11 Nov 2014 11:12

Overnight monitoring does not find high levels of pollution in Moscow air

MOSCOW. Nov 11 (Interfax) - The Russian Emergency Situations Ministry did not find levels exceeding the maximum allowable concentration (MAC) of pollutants in the Moscow air last night, a source in the ministry's Moscow city department told Interfax on Tuesday.

"The intensive monitoring of the air quality in the capital city done by task groups of the Russian Emergency Situations Ministry's main department in Moscow together with the city executive authorities and Rospotrebnadzor units in the period from 9 p.m. Moscow time on Monday until 7 a.m. on Tuesday did not detect levels exceeding the MAC or a nasty smell," he said.

The monitoring involving 46 stationary Mosecomonitoring posts continues, he added. The Russian Emergency Situations Ministry's main department in Moscow has assigned 1,244 people and 243 vehicles to support the monitoring process.

First Deputy Emergency Situations Minister Sergei Shlyakov said earlier that the discharge of hydrogen sulfide, the source of a nasty smell in Moscow, was a one-time occurrence. The ministry said previously that the smell in many districts of Moscow was caused by a defect in a Moscow oil refinery's unit.
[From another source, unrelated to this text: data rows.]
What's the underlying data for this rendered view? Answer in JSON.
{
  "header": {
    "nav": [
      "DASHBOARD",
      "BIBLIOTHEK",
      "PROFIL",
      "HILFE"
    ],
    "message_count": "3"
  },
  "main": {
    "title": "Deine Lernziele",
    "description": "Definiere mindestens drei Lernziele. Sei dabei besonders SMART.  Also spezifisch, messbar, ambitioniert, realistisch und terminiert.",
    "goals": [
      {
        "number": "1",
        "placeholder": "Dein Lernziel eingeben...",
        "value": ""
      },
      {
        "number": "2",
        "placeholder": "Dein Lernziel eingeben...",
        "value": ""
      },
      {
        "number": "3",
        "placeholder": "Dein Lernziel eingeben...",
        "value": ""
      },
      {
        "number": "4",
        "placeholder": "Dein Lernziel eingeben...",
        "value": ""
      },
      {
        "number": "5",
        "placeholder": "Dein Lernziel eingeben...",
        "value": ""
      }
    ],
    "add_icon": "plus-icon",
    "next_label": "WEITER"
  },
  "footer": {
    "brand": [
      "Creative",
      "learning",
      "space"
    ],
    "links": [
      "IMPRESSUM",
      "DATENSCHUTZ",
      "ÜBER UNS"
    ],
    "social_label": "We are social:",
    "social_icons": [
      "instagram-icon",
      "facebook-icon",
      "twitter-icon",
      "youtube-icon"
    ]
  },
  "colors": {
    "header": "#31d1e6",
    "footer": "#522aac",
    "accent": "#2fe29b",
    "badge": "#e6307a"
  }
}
"The cause of the bad smell, which is now present in some districts of Moscow, is a defect of the hydrogen sulfide processing unit of the Moscow oil refinery," first deputy head of the ministry's main department in Moscow Yuri Akimov told reporters on Monday.

Yet the Gazprom Neft press service denied an alleged contingency at the Moscow oil refinery. "Information about an accident at the refinery does not correspond to reality," the company press service stated.